Thousands of frightened people rushed into the streets in Afghanistan, Pakistan and India as the quake shook a swathe of the subcontinent.

It was centered near Jurm in northeast Afghanistan, 250 km from the capital Kabul and at a depth of 213.5 km, the US Geological Survey said.

The epicenter is just a few hundred km from the site of a 7.6-magnitude quake that struck in October 2005, killing more than 75,000 people and displacing some 3.5 million more, although that quake was much shallower.

The death toll rose rapidly Monday amid reports of buildings reduced to rubble, with Pakistan heavily hit.

Horrifying news emerged of at least 12 schoolgirls being trampled to death in a northern Afghan province.
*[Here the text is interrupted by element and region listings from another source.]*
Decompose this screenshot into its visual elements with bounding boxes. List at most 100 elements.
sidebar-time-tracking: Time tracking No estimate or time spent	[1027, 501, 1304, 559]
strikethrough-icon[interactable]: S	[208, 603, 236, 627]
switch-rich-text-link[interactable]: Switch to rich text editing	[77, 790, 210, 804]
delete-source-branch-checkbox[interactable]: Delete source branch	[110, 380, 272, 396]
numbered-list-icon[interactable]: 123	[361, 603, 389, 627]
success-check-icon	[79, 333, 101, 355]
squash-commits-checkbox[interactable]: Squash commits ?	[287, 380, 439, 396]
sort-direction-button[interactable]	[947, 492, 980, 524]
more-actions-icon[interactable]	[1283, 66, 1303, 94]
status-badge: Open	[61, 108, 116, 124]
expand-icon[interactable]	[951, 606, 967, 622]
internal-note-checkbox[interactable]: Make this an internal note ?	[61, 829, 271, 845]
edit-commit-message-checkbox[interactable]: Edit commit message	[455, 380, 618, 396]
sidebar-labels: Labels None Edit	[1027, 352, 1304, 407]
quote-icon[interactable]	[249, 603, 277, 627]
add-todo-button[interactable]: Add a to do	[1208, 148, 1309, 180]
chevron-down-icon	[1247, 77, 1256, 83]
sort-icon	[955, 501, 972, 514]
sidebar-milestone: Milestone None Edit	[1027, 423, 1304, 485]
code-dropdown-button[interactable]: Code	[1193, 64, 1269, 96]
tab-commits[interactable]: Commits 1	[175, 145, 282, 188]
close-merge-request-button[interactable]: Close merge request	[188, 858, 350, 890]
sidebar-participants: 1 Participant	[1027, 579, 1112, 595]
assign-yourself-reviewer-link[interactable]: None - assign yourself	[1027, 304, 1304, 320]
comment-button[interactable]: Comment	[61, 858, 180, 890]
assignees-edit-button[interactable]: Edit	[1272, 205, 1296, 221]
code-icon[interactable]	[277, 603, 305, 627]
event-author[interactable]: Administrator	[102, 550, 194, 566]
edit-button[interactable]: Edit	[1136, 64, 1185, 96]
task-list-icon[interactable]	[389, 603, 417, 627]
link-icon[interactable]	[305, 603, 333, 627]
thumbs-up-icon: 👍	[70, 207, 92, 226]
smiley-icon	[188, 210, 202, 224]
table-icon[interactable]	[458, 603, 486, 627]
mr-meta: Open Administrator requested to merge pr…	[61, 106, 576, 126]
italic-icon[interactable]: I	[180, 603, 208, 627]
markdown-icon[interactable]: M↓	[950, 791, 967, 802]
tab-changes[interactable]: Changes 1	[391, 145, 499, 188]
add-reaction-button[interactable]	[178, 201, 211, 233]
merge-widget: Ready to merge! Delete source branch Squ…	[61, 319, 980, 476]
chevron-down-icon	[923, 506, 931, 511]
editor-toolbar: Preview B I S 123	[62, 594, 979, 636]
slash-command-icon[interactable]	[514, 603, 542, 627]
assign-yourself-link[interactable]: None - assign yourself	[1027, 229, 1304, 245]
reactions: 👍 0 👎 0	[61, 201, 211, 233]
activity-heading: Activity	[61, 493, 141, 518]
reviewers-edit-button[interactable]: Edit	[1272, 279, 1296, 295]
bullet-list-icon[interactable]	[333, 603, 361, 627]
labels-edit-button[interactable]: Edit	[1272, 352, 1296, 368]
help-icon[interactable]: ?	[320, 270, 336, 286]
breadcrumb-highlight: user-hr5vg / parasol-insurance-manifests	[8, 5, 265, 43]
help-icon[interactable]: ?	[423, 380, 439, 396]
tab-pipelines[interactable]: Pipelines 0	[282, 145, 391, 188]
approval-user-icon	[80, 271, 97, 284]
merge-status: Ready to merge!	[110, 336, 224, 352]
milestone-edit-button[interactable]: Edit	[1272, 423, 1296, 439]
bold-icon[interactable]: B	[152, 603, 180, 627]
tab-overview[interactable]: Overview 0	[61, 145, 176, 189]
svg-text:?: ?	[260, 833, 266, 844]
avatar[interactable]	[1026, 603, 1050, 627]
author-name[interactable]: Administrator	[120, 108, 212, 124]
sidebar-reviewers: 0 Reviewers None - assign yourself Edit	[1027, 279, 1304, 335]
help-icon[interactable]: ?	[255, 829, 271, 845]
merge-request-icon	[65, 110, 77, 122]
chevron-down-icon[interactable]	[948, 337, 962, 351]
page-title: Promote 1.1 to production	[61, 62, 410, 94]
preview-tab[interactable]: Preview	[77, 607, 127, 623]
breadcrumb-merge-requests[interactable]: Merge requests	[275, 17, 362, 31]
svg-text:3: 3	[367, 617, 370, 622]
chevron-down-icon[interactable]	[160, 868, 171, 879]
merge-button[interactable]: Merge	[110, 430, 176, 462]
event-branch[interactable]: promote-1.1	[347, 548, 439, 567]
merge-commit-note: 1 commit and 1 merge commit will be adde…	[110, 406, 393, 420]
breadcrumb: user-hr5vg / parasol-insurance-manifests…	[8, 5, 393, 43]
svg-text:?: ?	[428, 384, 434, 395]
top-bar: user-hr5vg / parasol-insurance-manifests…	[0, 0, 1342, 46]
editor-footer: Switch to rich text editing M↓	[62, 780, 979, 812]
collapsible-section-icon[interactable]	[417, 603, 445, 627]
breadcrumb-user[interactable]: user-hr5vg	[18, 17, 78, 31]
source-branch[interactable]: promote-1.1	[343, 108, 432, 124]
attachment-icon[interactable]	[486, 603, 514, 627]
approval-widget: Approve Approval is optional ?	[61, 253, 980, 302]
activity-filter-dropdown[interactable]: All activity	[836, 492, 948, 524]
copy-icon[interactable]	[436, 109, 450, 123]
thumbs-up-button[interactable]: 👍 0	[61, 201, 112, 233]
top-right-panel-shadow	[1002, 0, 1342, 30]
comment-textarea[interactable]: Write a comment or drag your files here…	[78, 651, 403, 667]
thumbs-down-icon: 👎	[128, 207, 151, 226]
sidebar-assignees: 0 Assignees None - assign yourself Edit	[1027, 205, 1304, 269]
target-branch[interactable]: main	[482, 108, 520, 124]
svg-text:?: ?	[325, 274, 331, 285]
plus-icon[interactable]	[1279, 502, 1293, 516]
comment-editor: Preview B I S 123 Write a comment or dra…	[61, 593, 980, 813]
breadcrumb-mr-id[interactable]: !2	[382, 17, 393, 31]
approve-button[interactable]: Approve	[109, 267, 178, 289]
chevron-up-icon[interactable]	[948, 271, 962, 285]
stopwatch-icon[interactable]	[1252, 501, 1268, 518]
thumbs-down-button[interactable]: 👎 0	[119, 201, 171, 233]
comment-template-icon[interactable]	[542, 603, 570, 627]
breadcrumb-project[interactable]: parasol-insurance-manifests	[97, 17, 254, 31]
"The students rushed to escape the school building in Taluqan city (capital of Takhar), triggering a stampede," Takhar education department chief Enayat Naweed said.

"Twelve students, all minors, were killed and 35 others were injured."

Separately, in Nangarhar province bordering Pakistan, six people were killed and 69 injured, said Najeeb Kamawal, head of the local public hospital.

At least 28 people were known to have died in Pakistan's northern tribal areas, 20 in the northwest, three in Gilgit-Baltistan and one in Pakistani Kashmir.

The quake, which lasted at least one minute, shook buildings in Kabul, Islamabad and New Delhi.

At least one aftershock hit shortly afterwards, with the USGS putting its magnitude at 4.8.

In a statistical prediction on its website, the agency said there was a one-third chance of the number of fatalities climbing to between 100 and 1,000 people, with several million dollars' worth of damage likely caused.